Applications now open for the 2020 Georgia Innovative Economic Development Internship Program

Georgia Tech graduate students can further their research and earn $6K in 10-week, paid summer internship.
The 2019 Georgia Innovative Economic Development Internship Cohort. From left: Jan Youtie, director of the Science, Technology, and Innovation Policy program at Georgia Tech; Ebney Ayaj Rana, a master's student at Georgia State University; Karl Grindal and Daniel S. Schiff, Ph.D. candidates in Tech's School of Public Policy, and Alfie Meeks, director of Tech's Center for Enonomic Development Research. (Photo by: Matthew Hummel)

The 2019 Georgia Innovative Economic Development Internship Cohort. From left: Jan Youtie, director of the Science, Technology, and Innovation Policy program at Georgia Tech; Ebney Ayaj Rana, a master's student at Georgia State University; Karl Grindal and Daniel S. Schiff, Ph.D. candidates in Tech's School of Public Policy, and Alfie Meeks, director of Tech's Center for Enonomic Development Research. (Photo by: Matthew Hummel)

The Science, Technology, and Innovation Policy (STIP) program at Georgia Tech is now accepting applications for the 2020 Georgia Innovative Economic Development Internship Program. (Apply here: stip.gatech.edu/apply/).

The 10-week, paid internship allows students of any University System of Georgia (USG) school in master’s and Ph.D. programs to further develop and pursue research that connects it to science, technology, and innovation to economic development. At the end of the internship, students will present their findings to economic development and innovation groups.

Applications will be accepted through Feb. 28, 2020. The internship is open to any graduate student who has completed the first year of a two-year master’s program or enrolled in a doctoral program at a public university in the USG.

Those accepted into the 2020 cohort will be notified by the end of March 2020. Interns will receive a $6,000 stipend. Interns from previous cohorts have pursued research projects in a variety of disciplines, ranging from industrial engineering to digital media. (Acceptance is not based on students’ academic concentration.)

“They will develop their research and work collaboratively with economic development and policy experts, and see first-hand how their ideas and findings can help shape economic development policies and, in turn, have the potential for real-world impact,” said Jan Youtie, STIP program director.

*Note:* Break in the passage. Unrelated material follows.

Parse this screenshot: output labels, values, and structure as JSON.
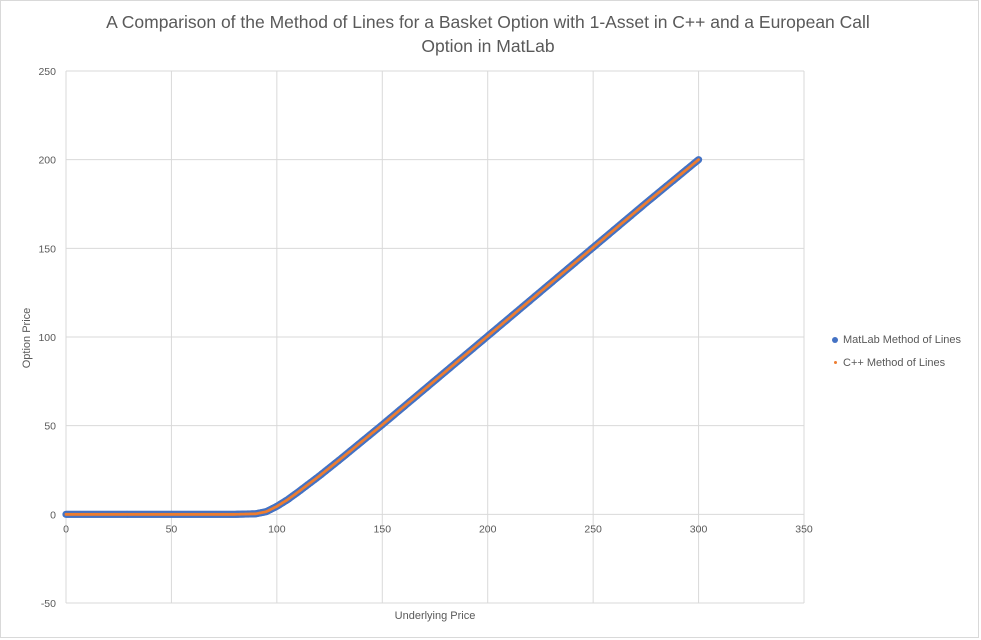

STIP, a globally recognized program, conducts research-based policy analyses and reports of innovation policy, science, and technology for organizations and governments in the United States and globally.

Student interns from the 2019 cohort said the experience was a bridge to new opportunities and new audiences to discuss their research findings.

“It really helped me push forth with my research and data collection and analysis, and since then, we’ve had a publication accepted for an artificial intelligence (AI). In March of 2020, I’ll be presenting on AI to a non-profit organization and an audience of about 250 people,” said Daniel S. Schiff, a Ph.D. candidate in Tech’s School of Public Policy.

Schiff’s research looks at AI policy strategies and related ethics codes/guidelines being developed by corporations, governments, and other organizations. He said it was a welcome challenge to marry the societal implications of AI technology with economic development.

“With the support the STIP team and some of that brainstorming, I was definitely able to convey the project in a way that still discussed the social and ethical issues of artificial intelligence, but in a way that was also relevant to economic development.”

Ebney Ayaj Rana, a student pursuing a master’s degree in public policy at Georgia State University’s Andrew Young School of Policy Studies, said his work as a 2019 intern helped him learn how to effectively present and explain his findings to a wide-ranging group of economic development and public policy leaders and experts.

Rana’s research focuses on how high-tech entrepreneurship among immigrants is growing in the state of Georgia compared with the United States overall, and how fiscal policies and economic development incentives can be mobilized even more for the betterment and fostering of immigrant-owned enterprises in the state of Georgia.

His findings show immigrants have higher rates of high-tech entrepreneurship but Georgia economic development policies aren’t as robust to support and encourage that growth, compared with other states including New York and Virginia.

“Being a STIP intern was really an intellectual, exciting experience,” Rana said. “Unlike conventional internship programs, here you will need to complete a research project by doing rigorous research over that two-month period. The whole process of initiating the research in the summer and finally sharing your findings with the economic development group was really an exciting experience for me.”